Damal people

Regions with significant populations
- Indonesia (Central Papua)

Languages
- Damal-kal, Indonesian language

Religion
- Christianity (predominantly), Animism

Related ethnic groups
- Amung people, Dani people, Delem people, Lani people

= Damal people =

Ethnic group in Central Papua, Indonesia

The Damal or Damalme are a group of people living in the highlands of the Central Papua province of Indonesia. They primarily live in Beoga Valley along the river of Beogong. The Damal people are closely related to the Delem people and the Amungme people living in the southern lowland region. Delem is an ethnic group reportedly descended from the Damal people, Dani people, and Wano people.

According to oral history, the Damal people came from a place called Mepingama in Baliem Valley, and then Kurima where they gathered, and Hitigima the place where they started creating Honai houses with thatched roofs. From Kurima, the ancestors of many Papuan tribes, including Damal, traveled west and settled in Ilop which are now called Beoga and Ilaga. From their heartland in Beoga and Ilaga, some Damal moved to Jila, Alama, Bella, Tsinga, Hoeya, Tembagapura (Kampung Waa), Aroanop, Timika, and Agimuga.

== Social structure ==

The Damal have a system of exogamous moieties, which splits the society into 'Magaij' and 'Mom'. These split social groups have equal standing politically and are only for marriage. People from the same social group cannot marry each other and have to marry people from the other social group. Each moiety is made up of patrilineal clans (same family name), with 37 clans in Beoga district and another 8 clans in Ilaga district. Each clan is made up of smaller patrilineal groups, which will help each other in supplying for travel, paying dowries, and other expenses.

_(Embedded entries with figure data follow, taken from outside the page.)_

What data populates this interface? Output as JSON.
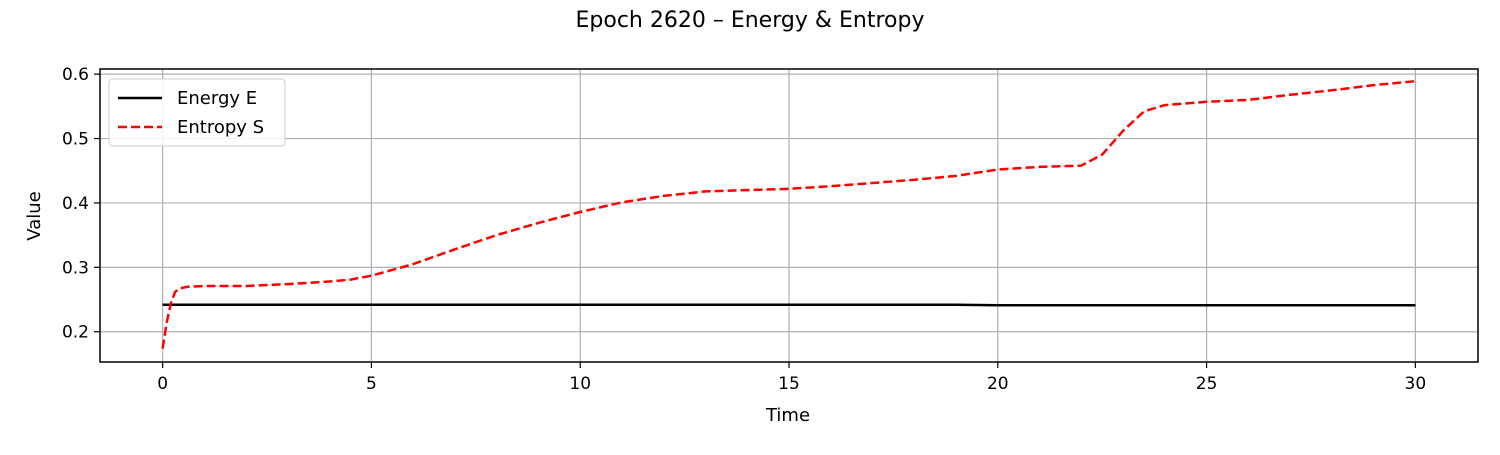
{
  "chart_data": {
    "type": "line",
    "title": "Epoch 2620 – Energy & Entropy",
    "xlabel": "Time",
    "ylabel": "Value",
    "xlim": [
      -1.5,
      31.5
    ],
    "ylim": [
      0.153,
      0.608
    ],
    "xticks": [
      0,
      5,
      10,
      15,
      20,
      25,
      30
    ],
    "xtick_labels": [
      "0",
      "5",
      "10",
      "15",
      "20",
      "25",
      "30"
    ],
    "yticks": [
      0.2,
      0.3,
      0.4,
      0.5,
      0.6
    ],
    "ytick_labels": [
      "0.2",
      "0.3",
      "0.4",
      "0.5",
      "0.6"
    ],
    "grid": true,
    "legend_position": "top-left",
    "series": [
      {
        "name": "Energy E",
        "color": "#000000",
        "style": "solid",
        "x": [
          0,
          5,
          10,
          15,
          19,
          20,
          25,
          30
        ],
        "y": [
          0.242,
          0.242,
          0.242,
          0.242,
          0.242,
          0.241,
          0.241,
          0.241
        ]
      },
      {
        "name": "Entropy S",
        "color": "#ff0000",
        "style": "dashed",
        "x": [
          0,
          0.1,
          0.2,
          0.3,
          0.4,
          0.6,
          1,
          2,
          3,
          4,
          4.5,
          5,
          6,
          7,
          8,
          9,
          10,
          11,
          12,
          13,
          14,
          15,
          16,
          17,
          18,
          19,
          20,
          21,
          22,
          22.5,
          23,
          23.5,
          24,
          25,
          26,
          27,
          28,
          29,
          30
        ],
        "y": [
          0.174,
          0.215,
          0.245,
          0.262,
          0.267,
          0.27,
          0.271,
          0.271,
          0.274,
          0.278,
          0.281,
          0.287,
          0.305,
          0.328,
          0.35,
          0.369,
          0.386,
          0.401,
          0.411,
          0.418,
          0.42,
          0.422,
          0.426,
          0.431,
          0.436,
          0.442,
          0.452,
          0.456,
          0.458,
          0.475,
          0.512,
          0.542,
          0.552,
          0.557,
          0.56,
          0.568,
          0.575,
          0.583,
          0.589
        ]
      }
    ]
  }
}
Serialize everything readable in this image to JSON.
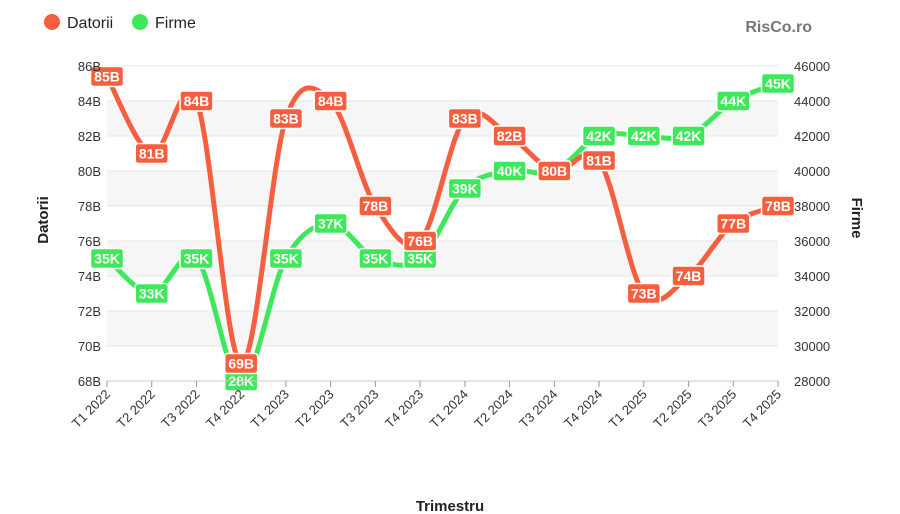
{
  "brand": "RisCo.ro",
  "colors": {
    "datorii": "#f4603f",
    "firme": "#3fe85a",
    "grid": "#e6e6e6",
    "band": "#f6f6f6"
  },
  "chart_data": {
    "type": "line",
    "categories": [
      "T1 2022",
      "T2 2022",
      "T3 2022",
      "T4 2022",
      "T1 2023",
      "T2 2023",
      "T3 2023",
      "T4 2023",
      "T1 2024",
      "T2 2024",
      "T3 2024",
      "T4 2024",
      "T1 2025",
      "T2 2025",
      "T3 2025",
      "T4 2025"
    ],
    "xlabel": "Trimestru",
    "ylabel_left": "Datorii",
    "ylabel_right": "Firme",
    "ylim_left": [
      68,
      86
    ],
    "ylim_right": [
      28000,
      46000
    ],
    "yticks_left": [
      "68B",
      "70B",
      "72B",
      "74B",
      "76B",
      "78B",
      "80B",
      "82B",
      "84B",
      "86B"
    ],
    "yticks_right": [
      "28000",
      "30000",
      "32000",
      "34000",
      "36000",
      "38000",
      "40000",
      "42000",
      "44000",
      "46000"
    ],
    "legend_position": "top-left",
    "grid": true,
    "series": [
      {
        "name": "Datorii",
        "axis": "left",
        "values": [
          85.4,
          81,
          84,
          69,
          83,
          84,
          78,
          76,
          83,
          82,
          80,
          80.6,
          73,
          74,
          77,
          78
        ],
        "labels": [
          "85B",
          "81B",
          "84B",
          "69B",
          "83B",
          "84B",
          "78B",
          "76B",
          "83B",
          "82B",
          "80B",
          "81B",
          "73B",
          "74B",
          "77B",
          "78B"
        ]
      },
      {
        "name": "Firme",
        "axis": "right",
        "values": [
          35000,
          33000,
          35000,
          28000,
          35000,
          37000,
          35000,
          35000,
          39000,
          40000,
          40000,
          42000,
          42000,
          42000,
          44000,
          45000
        ],
        "labels": [
          "35K",
          "33K",
          "35K",
          "28K",
          "35K",
          "37K",
          "35K",
          "35K",
          "39K",
          "40K",
          "40K",
          "42K",
          "42K",
          "42K",
          "44K",
          "45K"
        ]
      }
    ]
  }
}
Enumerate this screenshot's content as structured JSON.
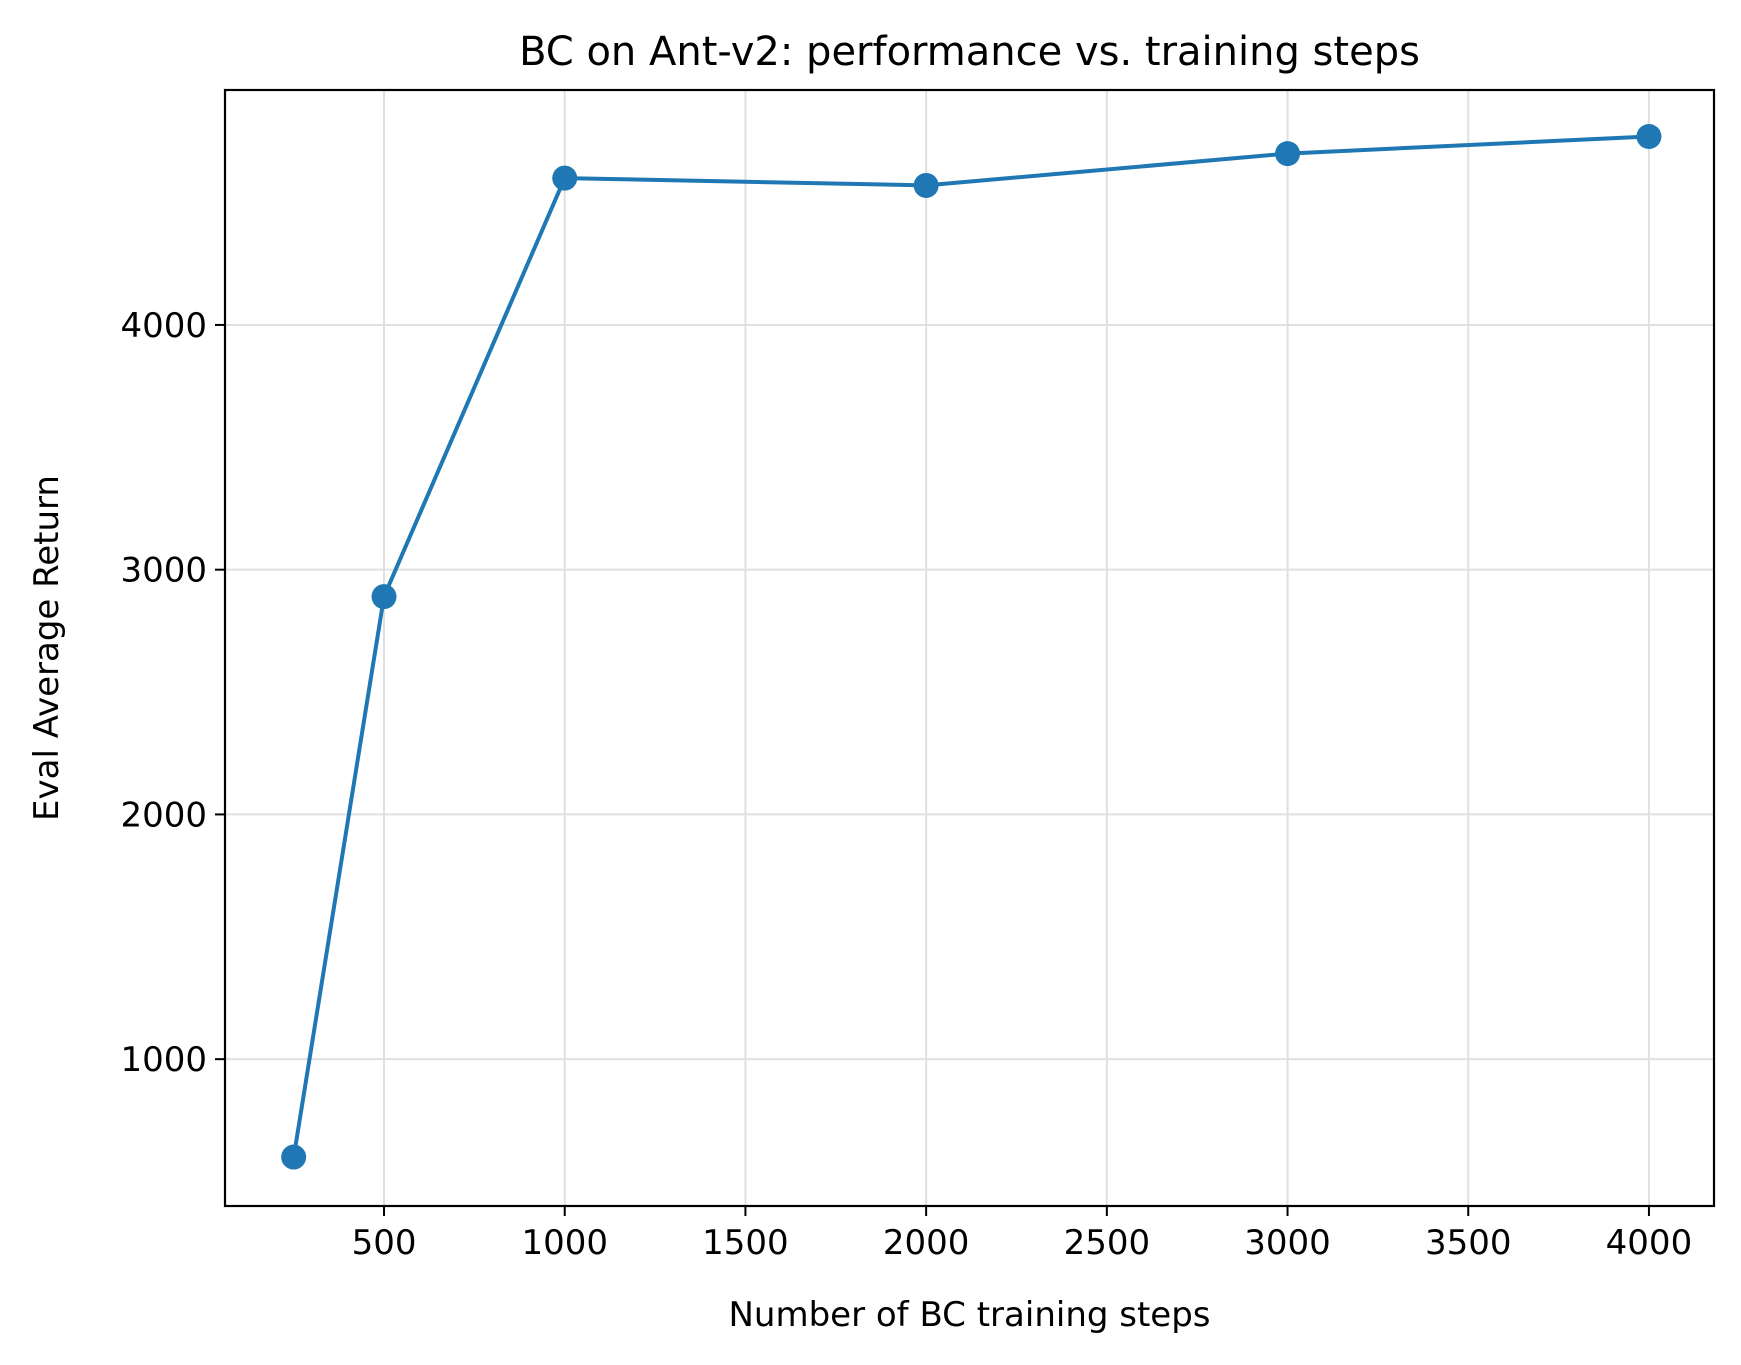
{
  "chart_data": {
    "type": "line",
    "title": "BC on Ant-v2: performance vs. training steps",
    "xlabel": "Number of BC training steps",
    "ylabel": "Eval Average Return",
    "xlim": [
      60,
      4180
    ],
    "ylim": [
      400,
      4960
    ],
    "x_ticks": [
      500,
      1000,
      1500,
      2000,
      2500,
      3000,
      3500,
      4000
    ],
    "y_ticks": [
      1000,
      2000,
      3000,
      4000
    ],
    "grid": true,
    "legend": "none",
    "series": [
      {
        "color": "#1f77b4",
        "marker": "circle",
        "x": [
          250,
          500,
          1000,
          2000,
          3000,
          4000
        ],
        "y": [
          600,
          2890,
          4600,
          4570,
          4700,
          4770
        ]
      }
    ]
  }
}
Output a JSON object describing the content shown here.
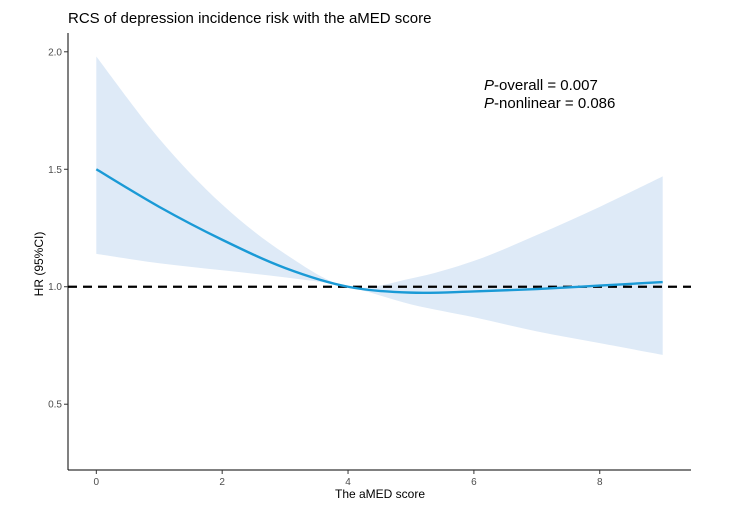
{
  "chart_data": {
    "type": "line",
    "title": "RCS of depression incidence risk with the aMED score",
    "xlabel": "The aMED score",
    "ylabel": "HR (95%CI)",
    "xlim": [
      -0.45,
      9.45
    ],
    "ylim": [
      0.22,
      2.08
    ],
    "x_ticks": [
      0,
      2,
      4,
      6,
      8
    ],
    "x_tick_labels": [
      "0",
      "2",
      "4",
      "6",
      "8"
    ],
    "y_ticks": [
      0.5,
      1.0,
      1.5,
      2.0
    ],
    "y_tick_labels": [
      "0.5",
      "1.0",
      "1.5",
      "2.0"
    ],
    "grid": false,
    "reference_line": {
      "y": 1.0,
      "style": "dashed",
      "color": "#000000"
    },
    "series": [
      {
        "name": "HR",
        "color": "#1a9ad6",
        "x": [
          0,
          1,
          2,
          3,
          4,
          5,
          6,
          7,
          8,
          9
        ],
        "y": [
          1.5,
          1.34,
          1.2,
          1.08,
          1.0,
          0.975,
          0.98,
          0.99,
          1.005,
          1.02
        ],
        "lower": [
          1.14,
          1.1,
          1.07,
          1.04,
          1.0,
          0.925,
          0.87,
          0.81,
          0.76,
          0.71
        ],
        "upper": [
          1.98,
          1.63,
          1.35,
          1.14,
          1.0,
          1.035,
          1.11,
          1.22,
          1.34,
          1.47
        ]
      }
    ],
    "band_color": "#deeaf7",
    "annotations": [
      {
        "italic": "P",
        "text": "-overall = 0.007",
        "position": "top-right"
      },
      {
        "italic": "P",
        "text": "-nonlinear = 0.086",
        "position": "top-right"
      }
    ]
  }
}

Politically, Damal is led by Nagawan/Nagwan, which is not limited to certain groups or inherited positions. However, they have responsibilities to be good with finances, such as operating plantations, pig farms, and bia (shell) trade to pay for dowry and compensation for loss in tribal wars. They are expected to be alapme (charitable) and organise festivals for the people, as well as have good oratory skills and be brave to lead the war.